Le long festin finit par avoir un terme, et, tandis que la coupe circulait librement, les hommes causaient entre eux des prouesses du vainqueur inconnu au jeu de l’arc dans le tournoi ; du chevalier noir, que son désintéressement avait engagé à décliner les distinctions qui lui étaient dues, et du vaillant Ivanhoé, qui avait payé si cher les honneurs de la journée.

Tous ces sujets furent discutés avec une franchise militaire, et la plaisanterie et les rires firent le tour de la salle.

Le front seul du prince Jean resta soucieux pendant ces conversations. Quelque chagrin accablant paraissait agiter son esprit, et ce n’était que lorsque ses partisans le rappelaient à lui-même de temps en temps qu’il paraissait s’intéresser à ce qui se passait autour de lui. Alors, il se relevait soudainement, vidait une coupe de vin pour ranimer sa gaieté, et se mêlait aux propos par quelque interrogation insolite et faite au hasard.
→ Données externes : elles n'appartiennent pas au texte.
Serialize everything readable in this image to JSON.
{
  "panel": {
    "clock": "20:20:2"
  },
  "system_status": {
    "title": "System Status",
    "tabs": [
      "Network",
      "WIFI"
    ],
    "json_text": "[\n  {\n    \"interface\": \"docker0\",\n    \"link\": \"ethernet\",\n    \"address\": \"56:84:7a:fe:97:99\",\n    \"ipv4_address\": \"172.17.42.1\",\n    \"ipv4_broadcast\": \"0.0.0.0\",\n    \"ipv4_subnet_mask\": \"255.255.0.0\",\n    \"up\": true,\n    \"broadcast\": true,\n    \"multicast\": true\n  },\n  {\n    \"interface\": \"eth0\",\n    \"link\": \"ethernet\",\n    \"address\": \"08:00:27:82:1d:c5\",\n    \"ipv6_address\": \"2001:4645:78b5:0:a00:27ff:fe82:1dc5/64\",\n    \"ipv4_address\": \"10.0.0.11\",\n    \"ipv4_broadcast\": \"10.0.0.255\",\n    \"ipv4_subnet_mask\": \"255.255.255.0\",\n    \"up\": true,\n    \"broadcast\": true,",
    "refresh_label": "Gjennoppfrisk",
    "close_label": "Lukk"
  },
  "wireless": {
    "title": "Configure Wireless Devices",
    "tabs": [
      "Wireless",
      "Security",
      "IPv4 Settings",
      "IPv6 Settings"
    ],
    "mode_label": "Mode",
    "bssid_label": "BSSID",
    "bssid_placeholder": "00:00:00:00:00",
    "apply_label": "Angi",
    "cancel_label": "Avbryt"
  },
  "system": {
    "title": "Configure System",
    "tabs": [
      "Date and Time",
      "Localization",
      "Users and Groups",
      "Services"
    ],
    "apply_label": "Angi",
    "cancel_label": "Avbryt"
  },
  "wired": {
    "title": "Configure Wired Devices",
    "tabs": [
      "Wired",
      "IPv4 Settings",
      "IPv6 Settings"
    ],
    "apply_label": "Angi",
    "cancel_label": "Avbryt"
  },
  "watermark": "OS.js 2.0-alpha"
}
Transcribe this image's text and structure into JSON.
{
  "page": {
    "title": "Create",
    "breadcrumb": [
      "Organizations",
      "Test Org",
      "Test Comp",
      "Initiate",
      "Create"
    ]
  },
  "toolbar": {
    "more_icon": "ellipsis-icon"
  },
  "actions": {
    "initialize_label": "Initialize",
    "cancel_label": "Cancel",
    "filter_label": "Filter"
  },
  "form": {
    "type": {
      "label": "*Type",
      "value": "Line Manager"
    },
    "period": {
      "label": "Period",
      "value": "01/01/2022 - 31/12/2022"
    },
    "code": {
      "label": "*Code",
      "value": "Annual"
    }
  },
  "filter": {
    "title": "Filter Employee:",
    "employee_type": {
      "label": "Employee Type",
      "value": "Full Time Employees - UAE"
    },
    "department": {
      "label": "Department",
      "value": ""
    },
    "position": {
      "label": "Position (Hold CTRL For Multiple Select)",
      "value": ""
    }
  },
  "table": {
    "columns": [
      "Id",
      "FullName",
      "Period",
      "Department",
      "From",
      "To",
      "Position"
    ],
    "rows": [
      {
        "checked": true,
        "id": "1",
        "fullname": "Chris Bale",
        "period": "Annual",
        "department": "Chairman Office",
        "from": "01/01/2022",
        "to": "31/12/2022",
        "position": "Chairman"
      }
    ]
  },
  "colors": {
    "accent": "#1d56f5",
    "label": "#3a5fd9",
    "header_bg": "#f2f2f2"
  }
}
— Buvons cette rasade, dit-il, à la santé de Wilfrid Ivanhoé, le héros de cette passe d’armes, en regrettant que sa blessure le tienne absent de notre table. Que chacun remplisse sa coupe pour ce toste, et surtout Cédric de Rotherwood, le digne père d’un fils qui promet tant.

— Non, monseigneur, répliqua Cédric en se levant et en déposant sur la table sa coupe intacte, je n’accorde pas le nom de fils au jeune homme désobéissant qui méprise à la fois mes ordres et abandonne les us et coutumes de ses pères.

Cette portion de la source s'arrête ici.